Once this has been done we group events by their strongest Qx relationship. Then find their strongest relationship with the next level of variables (e.g. MLD, MSLP, and so on). Ideally one may find the top four flavours.
```{r choice-events, eval=FALSE}
# Filter out smol events
events_cor_cat <- events_cor_prep %>%
left_join(GLORYS_MHW_cats[,c("region", "event_no", "category")], by = c("region", "event_no")) %>%
filter(category != "I Moderate", duration >= 21)
# Events with high Qlw correlations at onset
events_cor_cat %>%
filter(ts == "onset", lwr_mld_cum >= 0.7)
# Melt the data frame and find the q term with the highest correlation
# Those are then used to separate events into groups
```
## SOM
The code used for the MHWNWA project was also used on the GLORYS MHW results to create a SOM for the GLORYS data.

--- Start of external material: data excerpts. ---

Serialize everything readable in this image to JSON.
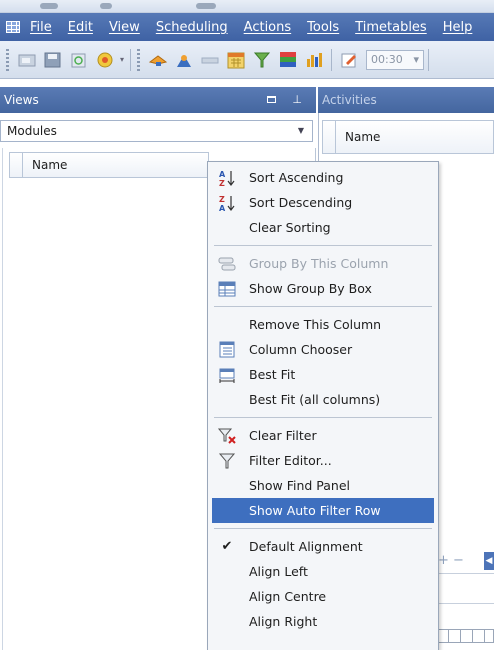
{
  "menubar": {
    "items": [
      "File",
      "Edit",
      "View",
      "Scheduling",
      "Actions",
      "Tools",
      "Timetables",
      "Help"
    ]
  },
  "toolbar": {
    "time_value": "00:30"
  },
  "views_pane": {
    "title": "Views",
    "selected_view": "Modules",
    "column_header": "Name"
  },
  "activities_pane": {
    "title": "Activities",
    "column_header": "Name"
  },
  "context_menu": {
    "sort_ascending": "Sort Ascending",
    "sort_descending": "Sort Descending",
    "clear_sorting": "Clear Sorting",
    "group_by_column": "Group By This Column",
    "show_group_by_box": "Show Group By Box",
    "remove_column": "Remove This Column",
    "column_chooser": "Column Chooser",
    "best_fit": "Best Fit",
    "best_fit_all": "Best Fit (all columns)",
    "clear_filter": "Clear Filter",
    "filter_editor": "Filter Editor...",
    "show_find_panel": "Show Find Panel",
    "show_auto_filter_row": "Show Auto Filter Row",
    "default_alignment": "Default Alignment",
    "align_left": "Align Left",
    "align_centre": "Align Centre",
    "align_right": "Align Right",
    "checkmark": "✔"
  },
  "colors": {
    "menubar": "#4a6dad",
    "highlight": "#3e6fbf",
    "pane_header": "#5070ad"
  }
}
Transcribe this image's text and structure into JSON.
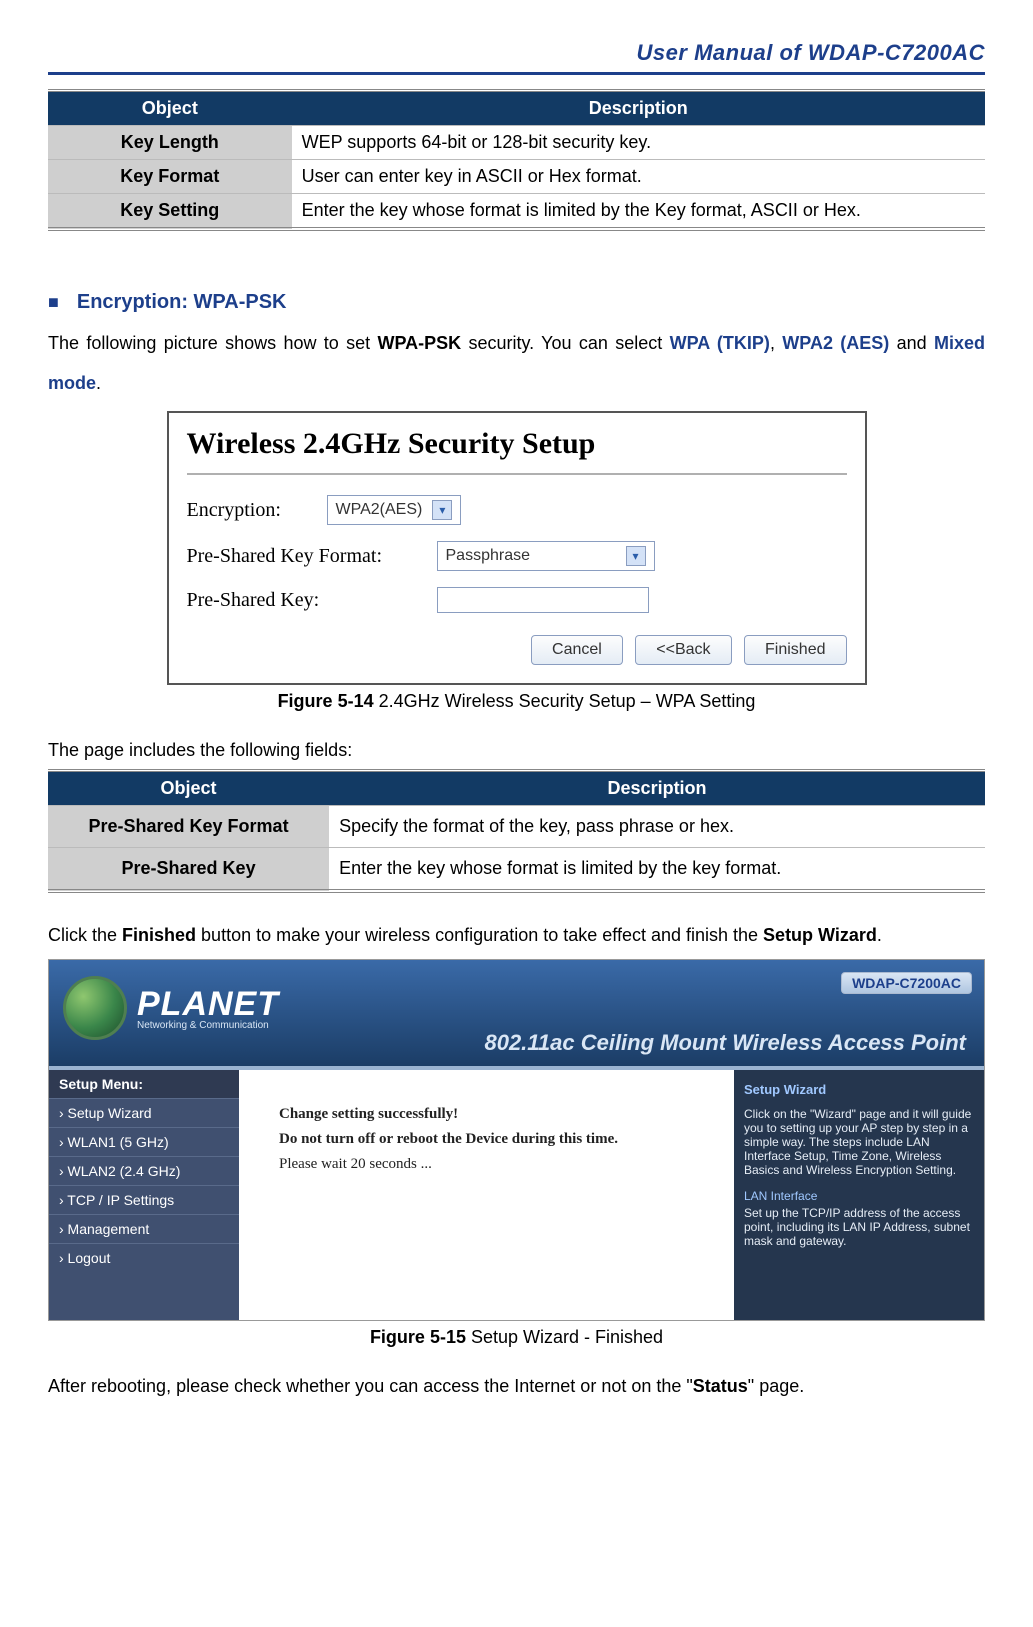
{
  "header": {
    "title": "User Manual of WDAP-C7200AC"
  },
  "table1": {
    "head_object": "Object",
    "head_desc": "Description",
    "rows": [
      {
        "obj": "Key Length",
        "desc": "WEP supports 64-bit or 128-bit security key."
      },
      {
        "obj": "Key Format",
        "desc": "User can enter key in ASCII or Hex format."
      },
      {
        "obj": "Key Setting",
        "desc": "Enter the key whose format is limited by the Key format, ASCII or Hex."
      }
    ]
  },
  "section1": {
    "title": "Encryption: WPA-PSK",
    "para_pre": "The following picture shows how to set ",
    "para_b1": "WPA-PSK",
    "para_mid": " security. You can select ",
    "hl1": "WPA (TKIP)",
    "sep1": ", ",
    "hl2": "WPA2 (AES)",
    "sep2": " and ",
    "hl3": "Mixed mode",
    "tail": "."
  },
  "fig514": {
    "big_title": "Wireless 2.4GHz Security Setup",
    "row_enc_label": "Encryption:",
    "row_enc_value": "WPA2(AES)",
    "row_pskf_label": "Pre-Shared Key Format:",
    "row_pskf_value": "Passphrase",
    "row_psk_label": "Pre-Shared Key:",
    "btn_cancel": "Cancel",
    "btn_back": "<<Back",
    "btn_finish": "Finished",
    "caption_b": "Figure 5-14",
    "caption_rest": " 2.4GHz Wireless Security Setup – WPA Setting"
  },
  "fields_intro": "The page includes the following fields:",
  "table2": {
    "head_object": "Object",
    "head_desc": "Description",
    "rows": [
      {
        "obj": "Pre-Shared Key Format",
        "desc": "Specify the format of the key, pass phrase or hex."
      },
      {
        "obj": "Pre-Shared Key",
        "desc": "Enter the key whose format is limited by the key format."
      }
    ]
  },
  "finish_line": {
    "pre": "Click the ",
    "b1": "Finished",
    "mid": " button to make your wireless configuration to take effect and finish the ",
    "b2": "Setup Wizard",
    "tail": "."
  },
  "fig515": {
    "badge": "WDAP-C7200AC",
    "banner": "802.11ac Ceiling Mount Wireless Access Point",
    "logo_main": "PLANET",
    "logo_sub": "Networking & Communication",
    "side_title": "Setup Menu:",
    "side_items": [
      "›  Setup Wizard",
      "›  WLAN1 (5 GHz)",
      "›  WLAN2 (2.4 GHz)",
      "›  TCP / IP  Settings",
      "›  Management",
      "›  Logout"
    ],
    "main_lines": [
      "Change setting successfully!",
      "Do not turn off or reboot the Device during this time.",
      "Please wait 20 seconds ..."
    ],
    "right_title": "Setup Wizard",
    "right_para": "Click on the \"Wizard\" page and it will guide you to setting up your AP step by step in a simple way. The steps include LAN Interface Setup, Time Zone, Wireless Basics and Wireless Encryption Setting.",
    "right_sub_title": "LAN Interface",
    "right_sub_para": "Set up the TCP/IP address of the access point, including its LAN IP Address, subnet mask and gateway.",
    "caption_b": "Figure 5-15",
    "caption_rest": " Setup Wizard - Finished"
  },
  "after_reboot": {
    "pre": "After rebooting, please check whether you can access the Internet or not on the \"",
    "b": "Status",
    "tail": "\" page."
  }
}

These SOM nodes are used below to cluster the correlation results to see how the differ based on the SOM.
```{r SOM}
# Load the SOM from the MHWNWA
SOM <- readRDS("../MHWNWA/data/SOM/som_GLORYS.Rda")
# Grab only the node info
SOM_info <- SOM$info
# Join to the GLORYS MHW correlation results
events_cor_SOM <- left_join(events_cor_prep, SOM_info, by = c("region", "event_no"))
# Plotting function
plot_func <- function(df, name) {
ggplot(data = df, aes(x = node, y = ts)) +
geom_tile(aes(fill = value)) +
# facet_wrap(~name, scales = "free") +
scale_fill_gradient2(low = "blue", high = "red", name = name) +
coord_cartesian(expand = F)
}
# Summary stats per node shown as heatmap
nested_SOM <- events_cor_SOM %>%
dplyr::select(-event_no) %>%
mutate(node = as.factor(node)) %>%
group_by(node, ts) %>%
summarise_if(is.numeric, mean) %>%
pivot_longer(cols = duration:count) %>%
filter(name != "temp",
ts != "full") %>%
group_by(name) %>%
nest() %>%
mutate(plots = map2(data, name, plot_func))
gridExtra::grid.arrange(grobs = nested_SOM$plots)
# Summary heatmap for correlation values only
events_cor_SOM %>%
dplyr::select(node, ts, bottomT:qnet_mld_cum) %>%
mutate(node = as.factor(node)) %>%
group_by(node, ts) %>%
summarise_if(is.numeric, mean) %>%
# dplyr::select(duration) %>%
pivot_longer(cols = bottomT:qnet_mld_cum) %>%
filter(name != "temp",
ts != "full") %>%
ggplot(aes(x = node, y = ts)) +
geom_tile(aes(fill = value)) +
facet_wrap(~name, scales = "free") +
scale_fill_gradient2(low = "blue", high = "red") +
coord_cartesian(expand = F) +
labs(y = NULL, fill = "r (mean)")
# Boxplots for correlation values only
events_cor_SOM %>%
dplyr::select(node, ts, bottomT:qnet_mld_cum) %>%
mutate(node = as.factor(node)) %>%
group_by(node, ts) %>%
# summarise_if(is.numeric, mean) %>%
# dplyr::select(duration) %>%
pivot_longer(cols = bottomT:qnet_mld_cum) %>%
filter(name != "temp",
ts != "full") %>%
ggplot(aes(x = node, y = value)) +
geom_boxplot(aes(fill = ts)) +
facet_wrap(~name, scales = "free") +
# scale_fill_gradient2(low = "blue", high = "red") +
coord_cartesian(expand = F) +
labs(y = NULL, fill = "time series\nsection")
```
Some important patterns come through when we look at the summary correlation and MHW metric results when grouped into their SOM nodes. This is as far as the numeric results will go. From here out it is necessary for a human to look at these summary results with the SOM node results to discern the meaning of the combined results.
## Results
In the following table a more concise summary of the results is presented.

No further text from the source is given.